The couple sped to the hospital, but they wouldn’t be taken to Mack’s room. Instead, they were taken by the chaplain to the quiet room. At that moment, they knew that Mack was gone. They had lost their only son. He was only eight years old. It was New Year’s Eve, the holidays were nearly over, but for the Brady’s, there was nothing to celebrate.
Through the shock and intense grief, Elizabeth Brady thought of their daughter, Izzy, who was 15 at the time. Izzy had stayed at a friend’s that night and her mother had no intentions on telling her about Mack over the phone. They spent the nearly two-hour drive back in grief and pain, wondering how they would tell Izzy that her only sibling had died.

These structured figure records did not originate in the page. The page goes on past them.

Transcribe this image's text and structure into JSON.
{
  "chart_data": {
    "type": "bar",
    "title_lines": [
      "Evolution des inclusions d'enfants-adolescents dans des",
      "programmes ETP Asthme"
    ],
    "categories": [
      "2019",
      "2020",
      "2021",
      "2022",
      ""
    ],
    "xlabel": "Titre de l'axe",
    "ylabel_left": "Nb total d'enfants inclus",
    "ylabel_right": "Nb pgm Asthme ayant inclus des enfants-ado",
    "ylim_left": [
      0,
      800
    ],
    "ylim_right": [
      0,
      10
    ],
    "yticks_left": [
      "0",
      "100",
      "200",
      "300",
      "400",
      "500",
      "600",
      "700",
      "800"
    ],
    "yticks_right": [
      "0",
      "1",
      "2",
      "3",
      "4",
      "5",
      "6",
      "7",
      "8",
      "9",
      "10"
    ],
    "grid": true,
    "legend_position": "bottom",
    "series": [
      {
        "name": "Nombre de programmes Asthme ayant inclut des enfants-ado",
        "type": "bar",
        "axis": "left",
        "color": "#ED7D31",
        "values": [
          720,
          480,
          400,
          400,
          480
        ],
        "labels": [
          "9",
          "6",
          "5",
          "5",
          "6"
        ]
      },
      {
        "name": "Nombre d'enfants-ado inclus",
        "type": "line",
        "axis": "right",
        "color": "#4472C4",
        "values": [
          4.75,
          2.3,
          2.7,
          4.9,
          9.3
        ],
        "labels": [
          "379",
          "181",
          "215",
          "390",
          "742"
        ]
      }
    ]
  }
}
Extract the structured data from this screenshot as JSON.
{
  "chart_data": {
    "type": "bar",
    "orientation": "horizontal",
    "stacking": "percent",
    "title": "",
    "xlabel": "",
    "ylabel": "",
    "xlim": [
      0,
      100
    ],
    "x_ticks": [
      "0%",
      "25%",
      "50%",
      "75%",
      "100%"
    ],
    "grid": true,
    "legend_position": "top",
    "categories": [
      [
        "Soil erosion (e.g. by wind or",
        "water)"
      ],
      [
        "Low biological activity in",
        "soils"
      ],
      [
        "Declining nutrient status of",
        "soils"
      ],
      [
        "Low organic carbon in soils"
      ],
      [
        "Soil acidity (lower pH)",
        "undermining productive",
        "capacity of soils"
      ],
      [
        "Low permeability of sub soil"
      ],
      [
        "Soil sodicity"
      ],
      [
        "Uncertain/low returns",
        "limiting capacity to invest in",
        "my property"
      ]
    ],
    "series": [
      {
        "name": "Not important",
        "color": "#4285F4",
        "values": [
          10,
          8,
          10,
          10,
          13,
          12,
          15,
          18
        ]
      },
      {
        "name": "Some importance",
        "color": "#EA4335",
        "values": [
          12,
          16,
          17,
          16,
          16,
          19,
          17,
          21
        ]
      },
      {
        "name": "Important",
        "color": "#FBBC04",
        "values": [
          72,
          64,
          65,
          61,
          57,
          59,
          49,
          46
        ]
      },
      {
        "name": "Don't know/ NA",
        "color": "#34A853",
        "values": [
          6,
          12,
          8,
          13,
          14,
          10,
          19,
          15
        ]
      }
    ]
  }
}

Through the shock and anguish, they managed to get all the funeral arrangements set, but the order was wrong. A parent isn’t supposed to bury their child. At the funeral, one of Brady's friends had said to her, “My brother died when I was the same age as Izzy, and essentially my parents died too.”
Brady vowed to continue to live for herself and her family. “Some people have figured out how to do this, and I’m going to find them, and I’m going to do that too,” she chuckled.
The writer and continuous student inside of Brady is what kept her afloat. “I just dove into it," she recalled. "In the first few years, I just read anything that I could get my hands on, whether it was a book or a blog. And I followed all sorts of people.”
With this immersion into grief and the media surrounding it, she found comfort in Irish poet and philosopher John O’Donohue, who wrote, “At this threshold a great complexity of emotion comes alive: confusion, fear, excitement, sadness, hope.”
She had been writing in a journal every morning for years prior to her son’s death, but now it was an outlet for the overwhelming emotions and the intimate parts of life that no longer felt as special.
A collection of these journal entries was published in book form, titled “Oil for Your Lantern.” Brady intends to educate and support bereaved families through their heartache. She continues to speak on podcasts and at conferences about the ways to carry your loved ones with you, as you move through life.